I am analyzing a malicious javascript. The code is encoded and obfuscated in a way that I did not manage to even partially deobfuscate yet and it is filled with long strings. In order to simplify the task I put the code to JShint. According to the tool, there are 82 variables that are not used: JShint output

Given the context, is it safe to assume that the reason these variables exist is most likely to add to obfuscation but not to fulfill any operation? Would it be reasonable to delete declarations of these variables and have a shorter code to work with?

  • Yes, it would be perfectly reasonable. What do you have to lose anyway? If your analysis fails, put them back and start over.
    – memo
    Commented Aug 14, 2018 at 15:50

3 Answers 3


This might be true that those variables are added only to confuse analysis but remember that in Javascript there are so many ways to access the variable that I would take such info from an automated tool with a little grain of salt.

It might be true but it also might be that this code uses non-direct access to those 82 variables.

Having such code:

re = 'testing a variable';

JSHint will tell you that the variable is not used but it is. eval would be another example of indirect usage the linter can miss.

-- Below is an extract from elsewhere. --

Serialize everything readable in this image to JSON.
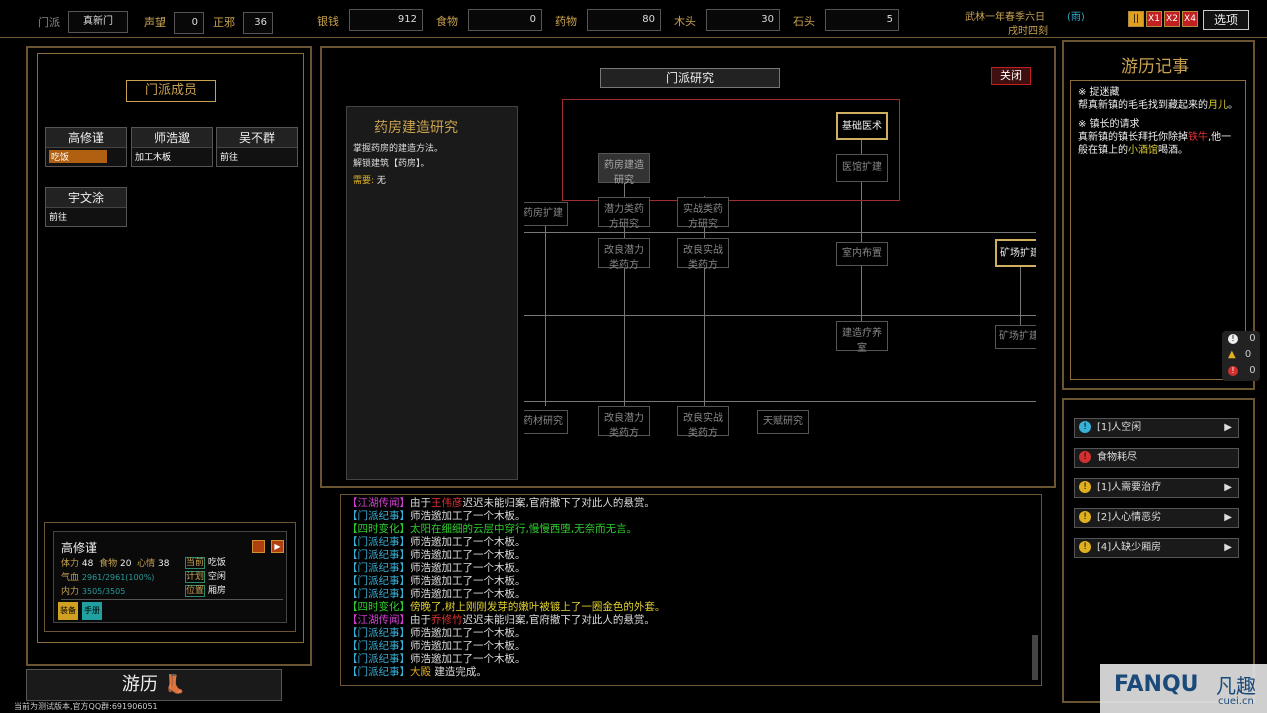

Often then unsued variables are unusued only until you make the first deobfuscation step.

After first run, you could see that some code uses these variables, for example using an eval. This because the previous step of obfuscation make vars look like unusued, only because their use in the code is obfuscated on a (again) previous step.

For example. You could use eval and base64 encoding to hide the use of a piece of code.

In a situation like your I tend to remove apparently unused code using IDE tools, then, if the code is still working I can be sure I removed useless fog from the code.

Person opinion: JsHint fall to detect used cars just when JavaScript coding is confused... An alert using window object to access a variable make JsHint blind. Is not a good help for this specific purpose.

obviously you need to run every sort of sandboxing, sw and hw isolation and emulation when you try a malicious code .


This is a little off-topic but if you are about to analyze malware as your everyday job you will find yourself in the situation that you don't have the time to deobfuscate every script you will stumble upon.

I highly suggest you make yourself familiar with - for example - SpiderMonkey (https://blog.didierstevens.com/programs/spidermonkey/).

Also have a look at How to deobfuscate an obfuscated javascript file like this? which might guide you to the right direction.